Cavusoglu was speaking during his visit to Albania's capital, Tirana.

France has suspended some political visits to Saudi Arabia over the case of missing Saudi journalist Jamal Khashoggi, the country's president said.   

Speaking at a press conference in Brussels, Emmanuel Macron said a planned trip by Finance Minister Bruno Le Maire to the Saudi capital, Riyadh, to attend an economic conference has been cancelled.   

TRT World's Alaattin Kilic has more from outside the Saudi consulate in Istanbul. 

'Prevent whitewash'

The New York Times reported on Thursday that Saudi leaders could blame General Ahmed al Assiri, a top intelligence official close to the crown prince.

Previously US media said Saudis were preparing a report that Khashoggi's death resulted from a botched interrogation, in a bid to limit the global backlash against Riyadh and damage to the crown prince.

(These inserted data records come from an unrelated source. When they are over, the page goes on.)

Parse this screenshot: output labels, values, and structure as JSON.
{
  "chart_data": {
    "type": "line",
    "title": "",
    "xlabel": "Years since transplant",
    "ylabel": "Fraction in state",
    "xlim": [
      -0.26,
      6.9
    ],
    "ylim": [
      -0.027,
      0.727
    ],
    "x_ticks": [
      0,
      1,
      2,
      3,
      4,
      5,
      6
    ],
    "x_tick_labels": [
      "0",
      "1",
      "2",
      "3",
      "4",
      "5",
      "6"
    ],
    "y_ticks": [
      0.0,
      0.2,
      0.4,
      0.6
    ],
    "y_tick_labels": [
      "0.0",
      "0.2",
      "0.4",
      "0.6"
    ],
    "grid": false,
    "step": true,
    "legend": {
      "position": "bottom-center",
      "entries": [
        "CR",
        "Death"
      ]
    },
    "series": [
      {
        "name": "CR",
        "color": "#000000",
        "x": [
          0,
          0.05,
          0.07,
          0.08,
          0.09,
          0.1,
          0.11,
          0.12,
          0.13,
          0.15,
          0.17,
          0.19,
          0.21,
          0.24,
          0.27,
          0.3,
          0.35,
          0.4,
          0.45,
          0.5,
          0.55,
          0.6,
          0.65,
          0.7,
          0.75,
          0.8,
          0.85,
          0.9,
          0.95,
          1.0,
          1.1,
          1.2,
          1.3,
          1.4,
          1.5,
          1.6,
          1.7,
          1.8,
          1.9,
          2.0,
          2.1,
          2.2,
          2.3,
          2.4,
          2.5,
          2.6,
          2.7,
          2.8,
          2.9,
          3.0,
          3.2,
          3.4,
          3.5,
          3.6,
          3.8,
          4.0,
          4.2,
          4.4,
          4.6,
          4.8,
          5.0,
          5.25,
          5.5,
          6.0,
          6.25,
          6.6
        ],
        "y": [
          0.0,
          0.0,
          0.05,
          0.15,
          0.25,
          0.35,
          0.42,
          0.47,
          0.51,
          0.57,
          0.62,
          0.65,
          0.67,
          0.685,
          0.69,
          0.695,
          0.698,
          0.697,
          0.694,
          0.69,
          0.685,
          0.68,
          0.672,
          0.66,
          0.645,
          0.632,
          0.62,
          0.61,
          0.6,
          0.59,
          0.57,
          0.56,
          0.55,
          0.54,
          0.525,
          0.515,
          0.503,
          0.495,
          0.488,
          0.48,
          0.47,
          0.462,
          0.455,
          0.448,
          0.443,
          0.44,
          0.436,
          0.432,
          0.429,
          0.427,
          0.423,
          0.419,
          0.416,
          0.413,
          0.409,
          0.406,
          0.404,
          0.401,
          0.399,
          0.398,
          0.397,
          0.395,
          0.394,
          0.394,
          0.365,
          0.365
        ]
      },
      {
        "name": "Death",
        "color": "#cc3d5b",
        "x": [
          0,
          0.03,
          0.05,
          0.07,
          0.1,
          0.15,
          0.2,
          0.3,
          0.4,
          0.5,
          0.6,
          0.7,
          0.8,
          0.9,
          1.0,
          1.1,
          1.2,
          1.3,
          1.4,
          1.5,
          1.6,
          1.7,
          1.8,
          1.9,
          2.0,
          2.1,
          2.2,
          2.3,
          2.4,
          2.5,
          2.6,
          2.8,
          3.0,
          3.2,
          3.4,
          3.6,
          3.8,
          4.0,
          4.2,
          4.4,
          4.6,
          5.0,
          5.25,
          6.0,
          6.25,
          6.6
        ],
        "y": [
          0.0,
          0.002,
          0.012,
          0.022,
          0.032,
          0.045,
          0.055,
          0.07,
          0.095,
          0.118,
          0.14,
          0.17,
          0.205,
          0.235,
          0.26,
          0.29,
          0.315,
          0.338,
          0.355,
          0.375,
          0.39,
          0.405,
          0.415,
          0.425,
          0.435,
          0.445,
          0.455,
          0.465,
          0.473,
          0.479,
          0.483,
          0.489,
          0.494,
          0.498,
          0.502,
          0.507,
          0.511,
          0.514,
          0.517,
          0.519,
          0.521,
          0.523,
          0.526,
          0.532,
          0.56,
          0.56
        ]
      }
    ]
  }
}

As Washington seeks to avoid a long-term rupture with its ally Riyadh, Pompeo told Trump the Saudis should be given "a few more days to complete" an official probe.

But four prominent human rights and press freedom groups urged Turkey to demand a United Nations investigation to prevent a "whitewash" of the alleged crime.

The furore has also blown a huge hole in next week's Future Investment Initiative conference in Riyadh. It was meant to showcase Prince Mohammed's plans for reform but has now been hit by a stream of big-name cancellations including US Treasury Secretary Steven Mnuchin.

US Federal Reserve officials are monitoring the case of Khashoggi and the possibility that any sanctions against Saudi Arabia could disrupt oil markets, Atlanta Fed President Raphael Bostic said on Friday.